Itanium proponents make $10 billion bet in Vegas

Las Vegas (NV) - Take it from somebody who voluntarily covered the Atari ST computer for four years: When your job is to promote an "alternative platform," even your own monumental victories can get covered up by the majority platform's everyday mediocrities. For example, yesterday in a gala announcement, the nine founding members of the Itanium Solutions Alliance, including Intel, announced they would collectively contribute $10 billion toward research, marketing, capital expenditures, and software development, all with the goal of furthering Itanium as a viable technical computing platform.

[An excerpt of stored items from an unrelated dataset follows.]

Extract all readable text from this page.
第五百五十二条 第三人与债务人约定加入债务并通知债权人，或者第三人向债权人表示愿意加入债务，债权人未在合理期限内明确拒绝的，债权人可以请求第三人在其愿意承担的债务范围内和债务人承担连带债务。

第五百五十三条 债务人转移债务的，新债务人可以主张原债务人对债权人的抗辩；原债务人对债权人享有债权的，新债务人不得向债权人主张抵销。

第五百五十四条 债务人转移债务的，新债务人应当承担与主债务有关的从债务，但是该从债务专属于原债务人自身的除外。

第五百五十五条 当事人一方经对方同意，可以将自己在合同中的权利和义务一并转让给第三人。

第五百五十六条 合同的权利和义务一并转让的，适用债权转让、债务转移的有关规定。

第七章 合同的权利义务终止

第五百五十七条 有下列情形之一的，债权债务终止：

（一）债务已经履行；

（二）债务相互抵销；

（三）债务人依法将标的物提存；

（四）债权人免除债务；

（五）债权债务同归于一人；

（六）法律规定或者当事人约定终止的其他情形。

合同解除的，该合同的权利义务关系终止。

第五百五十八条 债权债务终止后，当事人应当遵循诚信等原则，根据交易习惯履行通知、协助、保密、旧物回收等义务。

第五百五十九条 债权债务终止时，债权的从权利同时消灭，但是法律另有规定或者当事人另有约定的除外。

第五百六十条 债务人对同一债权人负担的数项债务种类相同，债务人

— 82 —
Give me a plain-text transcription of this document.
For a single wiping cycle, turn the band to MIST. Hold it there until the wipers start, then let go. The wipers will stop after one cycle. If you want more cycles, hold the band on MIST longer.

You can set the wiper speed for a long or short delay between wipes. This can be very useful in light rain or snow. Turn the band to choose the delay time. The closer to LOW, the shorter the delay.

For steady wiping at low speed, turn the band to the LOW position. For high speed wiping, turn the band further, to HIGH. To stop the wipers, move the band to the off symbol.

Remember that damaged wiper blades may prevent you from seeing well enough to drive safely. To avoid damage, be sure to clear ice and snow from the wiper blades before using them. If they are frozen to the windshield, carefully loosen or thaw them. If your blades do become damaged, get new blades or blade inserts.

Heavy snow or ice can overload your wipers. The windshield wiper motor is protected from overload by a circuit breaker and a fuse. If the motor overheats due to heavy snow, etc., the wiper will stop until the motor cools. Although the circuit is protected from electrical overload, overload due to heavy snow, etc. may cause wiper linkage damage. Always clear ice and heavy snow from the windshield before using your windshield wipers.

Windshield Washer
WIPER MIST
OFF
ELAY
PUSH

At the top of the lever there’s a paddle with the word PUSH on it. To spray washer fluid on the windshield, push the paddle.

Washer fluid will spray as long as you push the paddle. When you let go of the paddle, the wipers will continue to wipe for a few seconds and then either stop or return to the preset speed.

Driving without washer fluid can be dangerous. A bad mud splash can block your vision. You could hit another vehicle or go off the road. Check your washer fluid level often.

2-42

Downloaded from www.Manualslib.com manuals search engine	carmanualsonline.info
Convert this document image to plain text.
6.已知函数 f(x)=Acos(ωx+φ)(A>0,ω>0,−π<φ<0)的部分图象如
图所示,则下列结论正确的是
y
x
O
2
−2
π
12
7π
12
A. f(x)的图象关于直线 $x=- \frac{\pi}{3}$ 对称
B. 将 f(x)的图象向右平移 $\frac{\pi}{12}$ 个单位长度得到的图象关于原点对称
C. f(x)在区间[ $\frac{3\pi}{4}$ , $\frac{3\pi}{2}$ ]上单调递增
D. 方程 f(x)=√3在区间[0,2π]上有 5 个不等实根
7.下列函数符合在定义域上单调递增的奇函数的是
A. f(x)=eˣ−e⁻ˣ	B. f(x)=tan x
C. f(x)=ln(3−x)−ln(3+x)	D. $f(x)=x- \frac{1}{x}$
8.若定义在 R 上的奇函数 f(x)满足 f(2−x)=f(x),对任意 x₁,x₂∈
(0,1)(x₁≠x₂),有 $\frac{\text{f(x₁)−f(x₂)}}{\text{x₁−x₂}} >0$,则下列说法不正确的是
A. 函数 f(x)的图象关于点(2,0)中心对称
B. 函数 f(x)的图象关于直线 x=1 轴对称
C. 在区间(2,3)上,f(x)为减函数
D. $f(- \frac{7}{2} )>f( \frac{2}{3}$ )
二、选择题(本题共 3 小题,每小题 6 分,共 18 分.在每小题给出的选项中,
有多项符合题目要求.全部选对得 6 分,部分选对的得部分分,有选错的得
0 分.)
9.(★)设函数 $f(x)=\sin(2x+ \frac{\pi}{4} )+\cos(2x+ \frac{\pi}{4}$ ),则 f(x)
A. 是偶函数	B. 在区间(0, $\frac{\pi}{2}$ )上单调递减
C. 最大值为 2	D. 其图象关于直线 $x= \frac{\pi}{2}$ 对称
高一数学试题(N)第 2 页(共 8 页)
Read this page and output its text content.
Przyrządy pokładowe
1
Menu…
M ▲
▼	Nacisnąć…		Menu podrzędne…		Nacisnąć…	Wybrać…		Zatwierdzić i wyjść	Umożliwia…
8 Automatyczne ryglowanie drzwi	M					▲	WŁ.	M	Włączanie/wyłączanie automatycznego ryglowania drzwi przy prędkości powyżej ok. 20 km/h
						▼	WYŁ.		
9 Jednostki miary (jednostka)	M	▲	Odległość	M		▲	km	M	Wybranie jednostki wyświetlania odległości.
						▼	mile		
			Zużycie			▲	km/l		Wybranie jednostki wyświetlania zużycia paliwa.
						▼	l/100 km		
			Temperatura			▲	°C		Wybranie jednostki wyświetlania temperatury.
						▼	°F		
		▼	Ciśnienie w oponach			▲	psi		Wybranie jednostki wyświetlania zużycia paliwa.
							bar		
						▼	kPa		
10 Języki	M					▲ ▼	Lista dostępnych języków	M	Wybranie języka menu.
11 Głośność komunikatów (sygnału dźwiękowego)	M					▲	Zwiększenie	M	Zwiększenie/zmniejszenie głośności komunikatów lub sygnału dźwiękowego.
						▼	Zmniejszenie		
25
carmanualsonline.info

The announcement came as part of a gala meeting of the Executive League of the ISA in Las Vegas - a group made up of representatives from Bull, Fujitsu, Fujitsu-Siemens Computers, Hitachi, HP, Intel, NEC, SGI, and Unisys. There, the founders welcomed the arrival of new members such as software manufacturers SAP and SWsoft, and big iron manufacturer Platform Solutions. We covered the initial founding of the ISA last September.

But despite that record payoff, even for Vegas, the Alliance's announcement was squashed yesterday by Microsoft's quarterly results report, which overlapped it almost precisely. It seems that, even when the alternative players come together with the big boys, they just can't catch a break.